Jessica Frawley commenced her PhD at UTS after graduating in FEIT last year with first class honours and has recently been awarded the prestigious University Medal for her outstanding academic achievement in 2011.
A graduate in English and Philosophy from the University of Leeds in the UK, Jessica moved to Australia 4 years ago and began work at UTS as a researcher with the Centre for Human Centred Technology and Design (HCTD). Encouraged by her supervisor Dr Laurel Dyson, Jessica undertook Post Graduate Studies at UTS and in 2012 will complete her first PhD year studying Multimodal Literacies.

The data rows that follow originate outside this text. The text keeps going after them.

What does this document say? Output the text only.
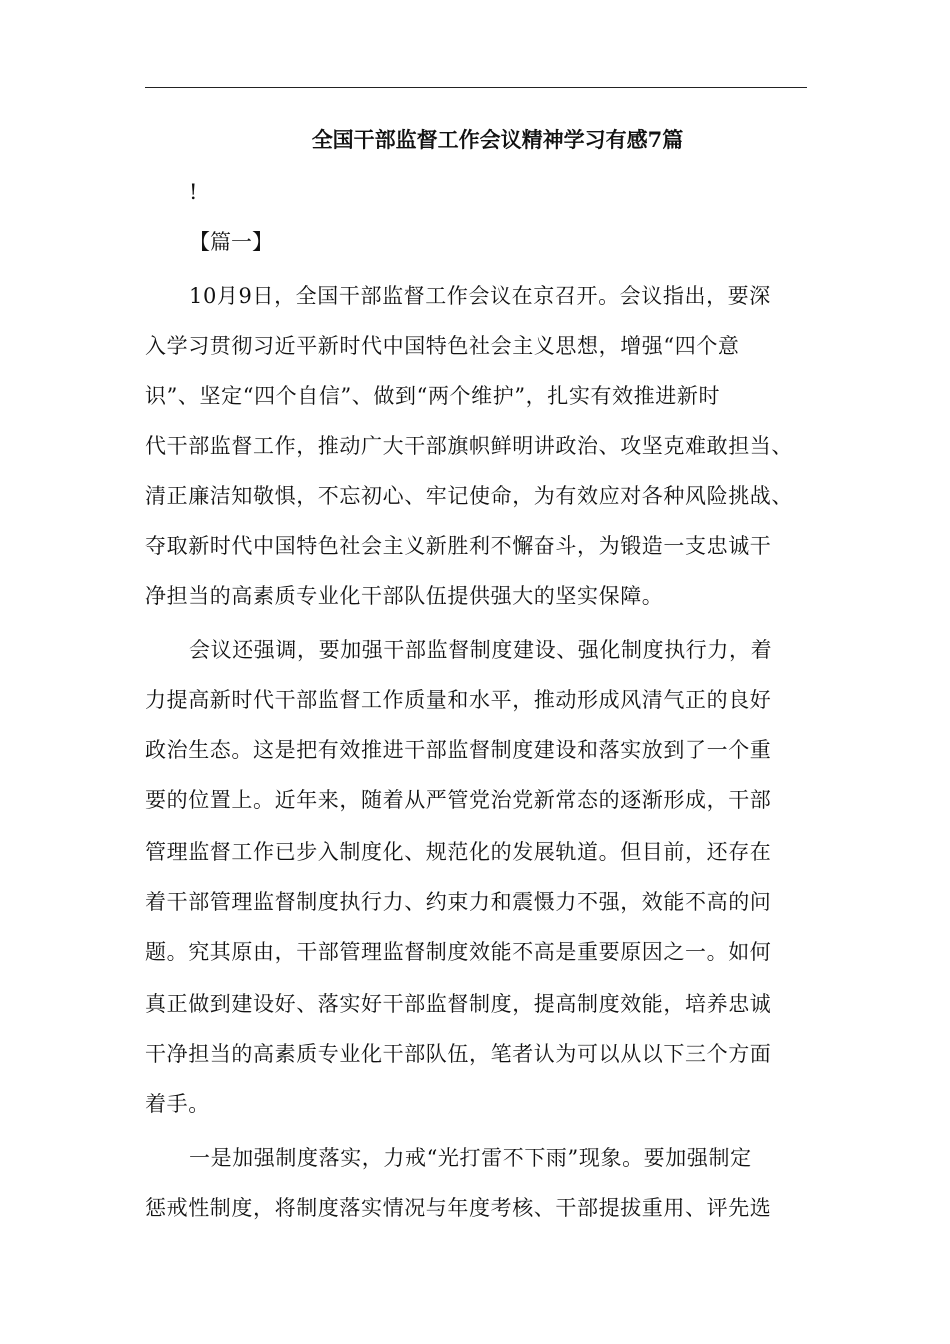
全国干部监督工作会议精神学习有感7篇
!
【篇一】
10月9日，全国干部监督工作会议在京召开。会议指出，要深
入学习贯彻习近平新时代中国特色社会主义思想，增强“四个意
识”、坚定“四个自信”、做到“两个维护”，扎实有效推进新时
代干部监督工作，推动广大干部旗帜鲜明讲政治、攻坚克难敢担当、
清正廉洁知敬惧，不忘初心、牢记使命，为有效应对各种风险挑战、
夺取新时代中国特色社会主义新胜利不懈奋斗，为锻造一支忠诚干
净担当的高素质专业化干部队伍提供强大的坚实保障。
会议还强调，要加强干部监督制度建设、强化制度执行力，着
力提高新时代干部监督工作质量和水平，推动形成风清气正的良好
政治生态。这是把有效推进干部监督制度建设和落实放到了一个重
要的位置上。近年来，随着从严管党治党新常态的逐渐形成，干部
管理监督工作已步入制度化、规范化的发展轨道。但目前，还存在
着干部管理监督制度执行力、约束力和震慑力不强，效能不高的问
题。究其原由，干部管理监督制度效能不高是重要原因之一。如何
真正做到建设好、落实好干部监督制度，提高制度效能，培养忠诚
干净担当的高素质专业化干部队伍，笔者认为可以从以下三个方面
着手。
一是加强制度落实，力戒“光打雷不下雨”现象。要加强制定
惩戒性制度，将制度落实情况与年度考核、干部提拔重用、评先选
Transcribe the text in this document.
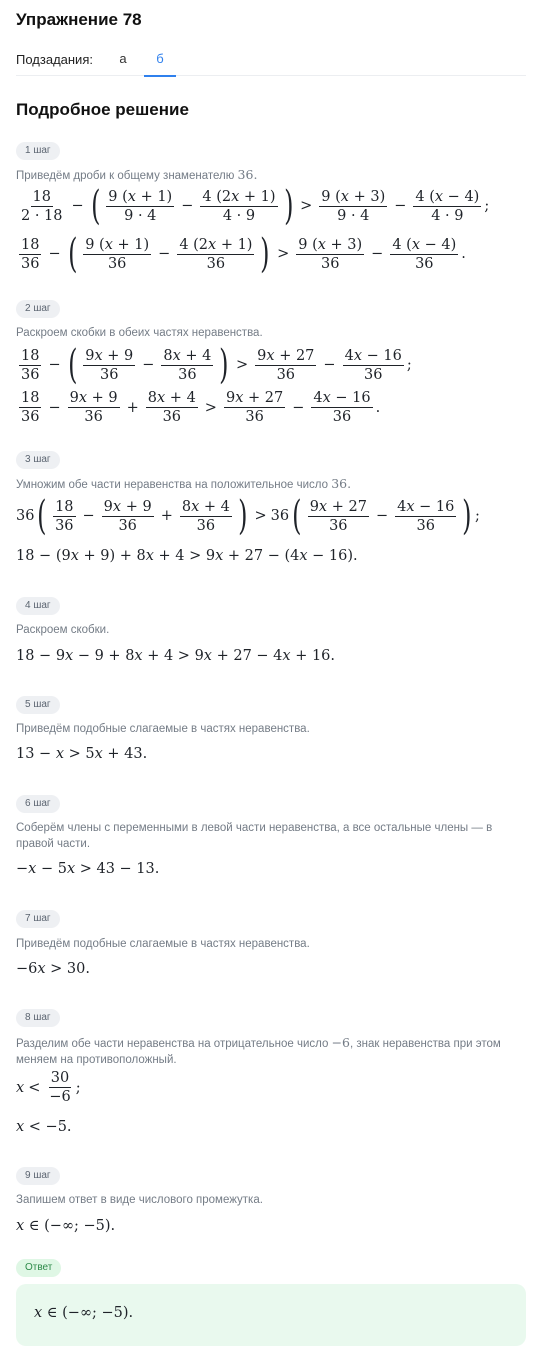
Упражнение 78
Подзадания:	а	б
Подробное решение
1 шаг
Приведём дроби к общему знаменателю 36.
$\frac{18}{2 \cdot 18}$ − ( $\frac{9 (x + 1)}{9 \cdot 4} - \frac{4 (2x + 1)}{4 \cdot 9}$ ) > $\frac{9 (x + 3)}{9 \cdot 4} - \frac{4 (x - 4)}{4 \cdot 9}$ ;
$\frac{18}{36}$ − ( $\frac{9 (x + 1)}{36} - \frac{4 (2x + 1)}{36}$ ) > $\frac{9 (x + 3)}{36} - \frac{4 (x - 4)}{36}$ .
2 шаг
Раскроем скобки в обеих частях неравенства.
$\frac{18}{36}$ − ( $\frac{9x + 9}{36} - \frac{8x + 4}{36}$ ) > $\frac{9x + 27}{36} - \frac{4x - 16}{36}$ ;
$\frac{18}{36} - \frac{9x + 9}{36} + \frac{8x + 4}{36} > \frac{9x + 27}{36} - \frac{4x - 16}{36}$ .
3 шаг
Умножим обе части неравенства на положительное число 36.
36 ( $\frac{18}{36} - \frac{9x + 9}{36} + \frac{8x + 4}{36}$ ) > 36 ( $\frac{9x + 27}{36} - \frac{4x - 16}{36}$ ) ;
18 − (9x + 9) + 8x + 4 > 9x + 27 − (4x − 16).
4 шаг
Раскроем скобки.
18 − 9x − 9 + 8x + 4 > 9x + 27 − 4x + 16.
5 шаг
Приведём подобные слагаемые в частях неравенства.
13 − x > 5x + 43.
6 шаг
Соберём члены с переменными в левой части неравенства, а все остальные члены — в правой части.
−x − 5x > 43 − 13.
7 шаг
Приведём подобные слагаемые в частях неравенства.
−6x > 30.
8 шаг
Разделим обе части неравенства на отрицательное число −6, знак неравенства при этом меняем на противоположный.
$x < \frac{30}{-6}$ ;
x < −5.
9 шаг
Запишем ответ в виде числового промежутка.
x ∈ (−∞; −5).
Ответ
x ∈ (−∞; −5).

Jessica is a self-confessed night owl with a passion for research. These complimentary qualities are particularly fortuitous in light of the research intensive year that was 2011. While Jessica was completing a highly commended honours thesis exploring creative story telling by use of mobile phone technology she was also working with HCTD academic Dr Lian Loke on the ‘the chicken project’.

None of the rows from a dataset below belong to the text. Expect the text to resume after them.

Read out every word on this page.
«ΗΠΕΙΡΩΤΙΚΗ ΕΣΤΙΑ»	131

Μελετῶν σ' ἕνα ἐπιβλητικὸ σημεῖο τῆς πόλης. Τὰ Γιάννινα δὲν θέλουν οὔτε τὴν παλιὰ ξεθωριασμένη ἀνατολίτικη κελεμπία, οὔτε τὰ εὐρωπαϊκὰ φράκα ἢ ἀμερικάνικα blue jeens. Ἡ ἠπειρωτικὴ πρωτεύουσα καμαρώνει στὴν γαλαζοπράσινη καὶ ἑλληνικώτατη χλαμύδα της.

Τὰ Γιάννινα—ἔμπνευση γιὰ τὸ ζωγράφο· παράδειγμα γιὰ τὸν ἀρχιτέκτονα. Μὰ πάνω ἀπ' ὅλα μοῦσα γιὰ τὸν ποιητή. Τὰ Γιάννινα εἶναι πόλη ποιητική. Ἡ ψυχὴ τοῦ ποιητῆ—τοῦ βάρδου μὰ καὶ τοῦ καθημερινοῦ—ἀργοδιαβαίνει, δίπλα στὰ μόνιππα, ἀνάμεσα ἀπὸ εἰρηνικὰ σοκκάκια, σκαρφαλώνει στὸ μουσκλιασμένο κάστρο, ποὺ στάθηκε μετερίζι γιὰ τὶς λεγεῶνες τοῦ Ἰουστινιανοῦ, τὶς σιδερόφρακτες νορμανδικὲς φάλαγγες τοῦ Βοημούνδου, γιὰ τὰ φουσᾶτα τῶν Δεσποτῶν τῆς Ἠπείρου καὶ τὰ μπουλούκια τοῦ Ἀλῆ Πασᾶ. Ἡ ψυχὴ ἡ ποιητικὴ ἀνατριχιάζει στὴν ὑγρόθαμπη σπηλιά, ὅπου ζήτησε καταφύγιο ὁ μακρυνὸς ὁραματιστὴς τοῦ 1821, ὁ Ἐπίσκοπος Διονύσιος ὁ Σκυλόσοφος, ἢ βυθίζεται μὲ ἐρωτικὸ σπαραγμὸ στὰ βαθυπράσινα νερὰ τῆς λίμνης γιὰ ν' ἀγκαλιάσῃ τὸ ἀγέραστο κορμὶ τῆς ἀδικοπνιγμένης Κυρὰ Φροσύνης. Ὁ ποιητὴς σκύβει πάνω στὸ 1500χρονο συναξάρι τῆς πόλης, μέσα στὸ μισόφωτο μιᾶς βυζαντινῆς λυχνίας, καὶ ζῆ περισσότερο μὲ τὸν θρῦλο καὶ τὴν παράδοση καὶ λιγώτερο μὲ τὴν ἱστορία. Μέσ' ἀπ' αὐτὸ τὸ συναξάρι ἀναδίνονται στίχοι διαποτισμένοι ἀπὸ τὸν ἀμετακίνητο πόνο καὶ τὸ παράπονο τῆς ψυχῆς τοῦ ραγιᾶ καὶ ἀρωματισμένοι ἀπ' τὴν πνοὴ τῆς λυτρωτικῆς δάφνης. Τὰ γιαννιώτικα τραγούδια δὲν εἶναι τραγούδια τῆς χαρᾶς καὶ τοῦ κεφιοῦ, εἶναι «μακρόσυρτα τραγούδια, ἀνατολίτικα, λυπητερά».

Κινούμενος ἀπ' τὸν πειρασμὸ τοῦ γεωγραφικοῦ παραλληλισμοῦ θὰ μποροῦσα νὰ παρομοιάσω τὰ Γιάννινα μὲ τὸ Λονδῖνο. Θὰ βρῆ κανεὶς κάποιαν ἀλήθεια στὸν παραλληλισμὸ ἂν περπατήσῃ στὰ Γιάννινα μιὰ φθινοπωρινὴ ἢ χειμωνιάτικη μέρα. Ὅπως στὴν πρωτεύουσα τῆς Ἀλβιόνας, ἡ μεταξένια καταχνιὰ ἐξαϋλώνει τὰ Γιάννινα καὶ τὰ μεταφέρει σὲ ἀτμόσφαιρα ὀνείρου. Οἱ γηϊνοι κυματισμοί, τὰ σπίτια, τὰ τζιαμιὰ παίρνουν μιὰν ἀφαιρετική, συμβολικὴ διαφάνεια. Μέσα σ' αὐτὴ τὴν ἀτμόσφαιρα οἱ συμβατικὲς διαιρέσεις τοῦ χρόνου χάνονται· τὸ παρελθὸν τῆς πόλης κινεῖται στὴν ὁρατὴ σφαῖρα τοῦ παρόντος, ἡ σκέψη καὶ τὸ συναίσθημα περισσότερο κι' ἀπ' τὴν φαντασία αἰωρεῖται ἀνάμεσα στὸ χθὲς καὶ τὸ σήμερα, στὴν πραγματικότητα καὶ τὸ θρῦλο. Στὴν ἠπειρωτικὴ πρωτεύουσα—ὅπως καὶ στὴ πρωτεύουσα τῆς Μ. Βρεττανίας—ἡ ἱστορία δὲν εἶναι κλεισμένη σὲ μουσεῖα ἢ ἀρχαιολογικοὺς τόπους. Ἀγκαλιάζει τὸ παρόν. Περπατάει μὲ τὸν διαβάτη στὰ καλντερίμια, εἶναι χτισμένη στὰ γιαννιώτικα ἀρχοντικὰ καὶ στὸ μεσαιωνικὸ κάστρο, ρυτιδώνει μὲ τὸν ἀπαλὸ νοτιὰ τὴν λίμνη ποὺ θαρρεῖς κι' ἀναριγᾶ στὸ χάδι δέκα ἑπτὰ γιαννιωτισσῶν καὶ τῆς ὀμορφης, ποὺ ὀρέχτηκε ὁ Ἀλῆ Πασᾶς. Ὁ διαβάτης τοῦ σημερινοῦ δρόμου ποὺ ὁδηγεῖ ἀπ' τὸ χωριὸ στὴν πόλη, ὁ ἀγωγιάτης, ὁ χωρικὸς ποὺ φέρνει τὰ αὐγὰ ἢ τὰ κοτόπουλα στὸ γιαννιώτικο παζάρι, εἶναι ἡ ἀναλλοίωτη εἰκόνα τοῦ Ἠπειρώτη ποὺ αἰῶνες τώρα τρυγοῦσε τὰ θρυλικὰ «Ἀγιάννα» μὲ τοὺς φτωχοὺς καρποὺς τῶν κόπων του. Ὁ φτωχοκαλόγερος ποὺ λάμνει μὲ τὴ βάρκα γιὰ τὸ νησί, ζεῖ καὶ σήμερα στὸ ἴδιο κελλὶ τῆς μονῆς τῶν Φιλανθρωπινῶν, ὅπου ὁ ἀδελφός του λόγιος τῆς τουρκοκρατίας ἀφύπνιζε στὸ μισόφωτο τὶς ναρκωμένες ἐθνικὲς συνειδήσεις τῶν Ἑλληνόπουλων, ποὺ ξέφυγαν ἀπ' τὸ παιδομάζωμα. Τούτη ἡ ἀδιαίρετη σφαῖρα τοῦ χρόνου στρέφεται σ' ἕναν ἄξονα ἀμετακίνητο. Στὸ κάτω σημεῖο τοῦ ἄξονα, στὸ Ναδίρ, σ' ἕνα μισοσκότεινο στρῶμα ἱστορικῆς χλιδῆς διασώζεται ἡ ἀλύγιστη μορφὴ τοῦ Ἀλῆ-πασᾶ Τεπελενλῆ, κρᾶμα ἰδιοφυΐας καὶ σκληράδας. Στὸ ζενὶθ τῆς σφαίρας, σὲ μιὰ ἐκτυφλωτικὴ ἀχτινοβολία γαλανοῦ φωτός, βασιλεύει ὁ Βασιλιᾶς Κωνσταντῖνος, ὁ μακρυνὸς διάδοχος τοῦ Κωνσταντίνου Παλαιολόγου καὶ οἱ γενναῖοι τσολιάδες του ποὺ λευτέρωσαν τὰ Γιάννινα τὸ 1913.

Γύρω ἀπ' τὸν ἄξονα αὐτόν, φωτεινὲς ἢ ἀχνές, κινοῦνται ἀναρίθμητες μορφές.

Despite its’ potentially comical title ‘the chicken project’ is based on a serious philosophy that addresses the way in which rapidly advancing information technology is designed and applied in real world terms. At the heart of this research is the concept of participatory design which focuses primarily on the varying needs of technology users and actively involves them in the design process.
The chicken project itself is a system connecting chicken farmers in rural areas to consumers in the city and revolves around an unconventional web-based recipe network that enables farmers to upload a recipe for their particular product. Drawing inspiration from the popular “Master-chef” television series the website is constructed in a way that provides insight in to the producers and creators behind the recipes thus incorporating the agents and processes behind the produce and the source of the produce itself.

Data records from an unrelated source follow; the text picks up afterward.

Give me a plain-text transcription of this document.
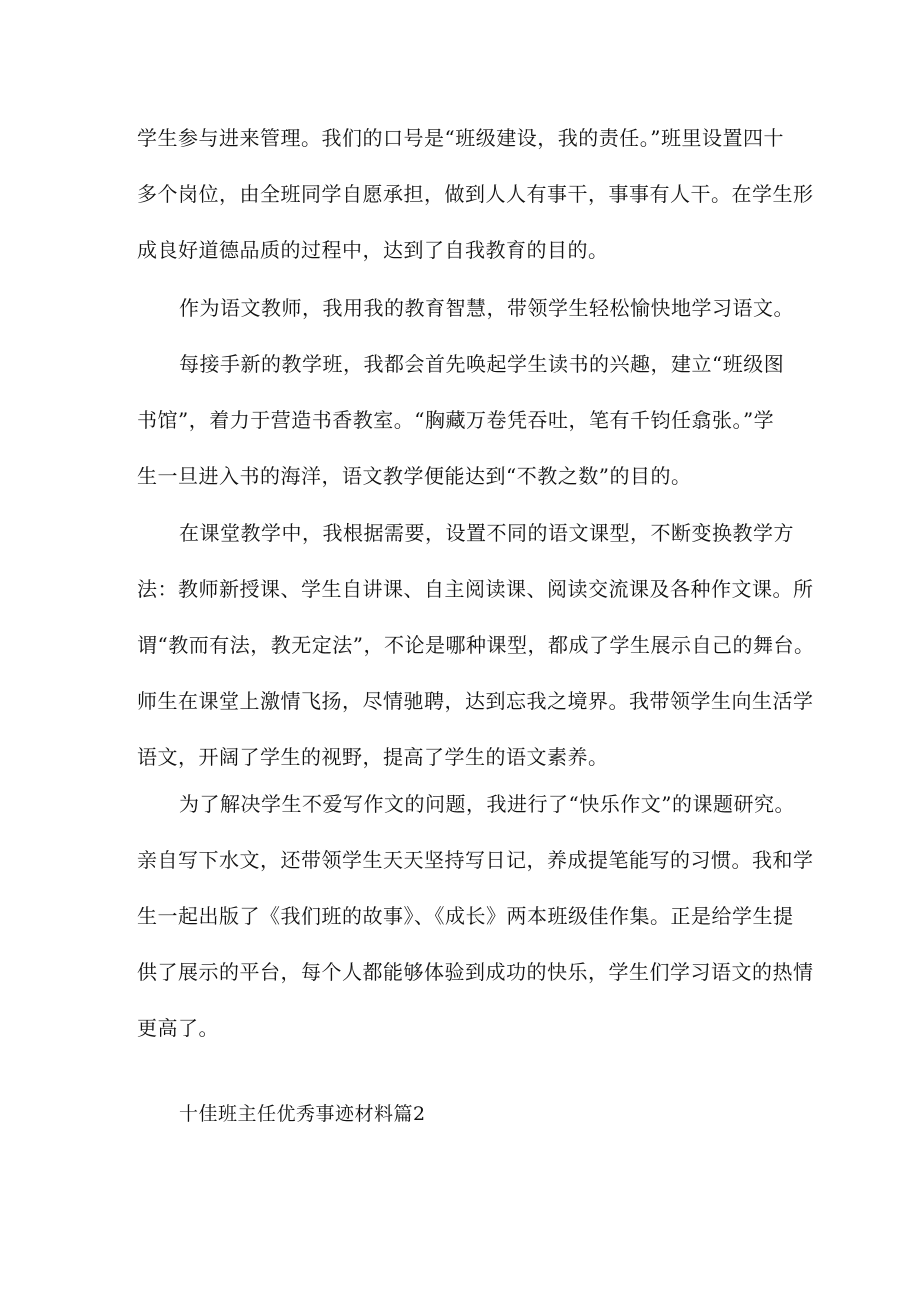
学生参与进来管理。我们的口号是“班级建设，我的责任。”班里设置四十
多个岗位，由全班同学自愿承担，做到人人有事干，事事有人干。在学生形
成良好道德品质的过程中，达到了自我教育的目的。

作为语文教师，我用我的教育智慧，带领学生轻松愉快地学习语文。

每接手新的教学班，我都会首先唤起学生读书的兴趣，建立“班级图
书馆”，着力于营造书香教室。“胸藏万卷凭吞吐，笔有千钧任翕张。”学
生一旦进入书的海洋，语文教学便能达到“不教之数”的目的。

在课堂教学中，我根据需要，设置不同的语文课型，不断变换教学方
法：教师新授课、学生自讲课、自主阅读课、阅读交流课及各种作文课。所
谓“教而有法，教无定法”，不论是哪种课型，都成了学生展示自己的舞台。
师生在课堂上激情飞扬，尽情驰聘，达到忘我之境界。我带领学生向生活学
语文，开阔了学生的视野，提高了学生的语文素养。

为了解决学生不爱写作文的问题，我进行了“快乐作文”的课题研究。
亲自写下水文，还带领学生天天坚持写日记，养成提笔能写的习惯。我和学
生一起出版了《我们班的故事》、《成长》两本班级佳作集。正是给学生提
供了展示的平台，每个人都能够体验到成功的快乐，学生们学习语文的热情
更高了。

十佳班主任优秀事迹材料篇2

A significant element of the design comes from the ethical principle of representing those who do not have a voice but who are an integral stakeholder in a system. In this case the human voice was extended via a process of modelling to a crucial and central stakeholder party, the chickens themselves. Via a process of profiling based on research, a persona of a chicken was created and named ‘Betsy’. The behavioural characteristics and needs of Betsy became an integral part of the system design.
The system has a holistic approach that links production with the consumer process and raises awareness of factors that ordinarily may not be considered such as the farming process and the labour involved in seeing the raw product to the consumer table.
The web design has now expanded so that both farmers and non-farmers can register and contribute recipes. In Jessica’s own words “Slowly I imagined that the website could be a place where people celebrate their produce and start to break down the dichotomy between ‘producer and consumer’...if we really want to we can be both”.
As ‘the chicken project’ nears completion Jessica looks ahead to her PhD on multimodal literacies examined in the light of participatory design principles. Following on from her honours thesis Jessica’s PhD will explore the concept of literacy in mobile technology. With the advent of technology, concepts of literacy now extend beyond the traditional definition of reading and writing capability. The PhD will focus on gaining an understanding of different types of modern literacy (visual literacy for example) and the impact it has on users. This research will be used to inform concepts of design literacies and the relationship between designers and receivers in mobile technology.
In looking to the future beyond her PhD Jessica hopes to further develop her passion for research and discovery. One of the main drivers for Jessica’s research is her interest in people and their stories. It follows that a key focus of her research is the complexity and diversity that exists among user requirements and perceptions around technology and the crucial role these elements play in informing technology design.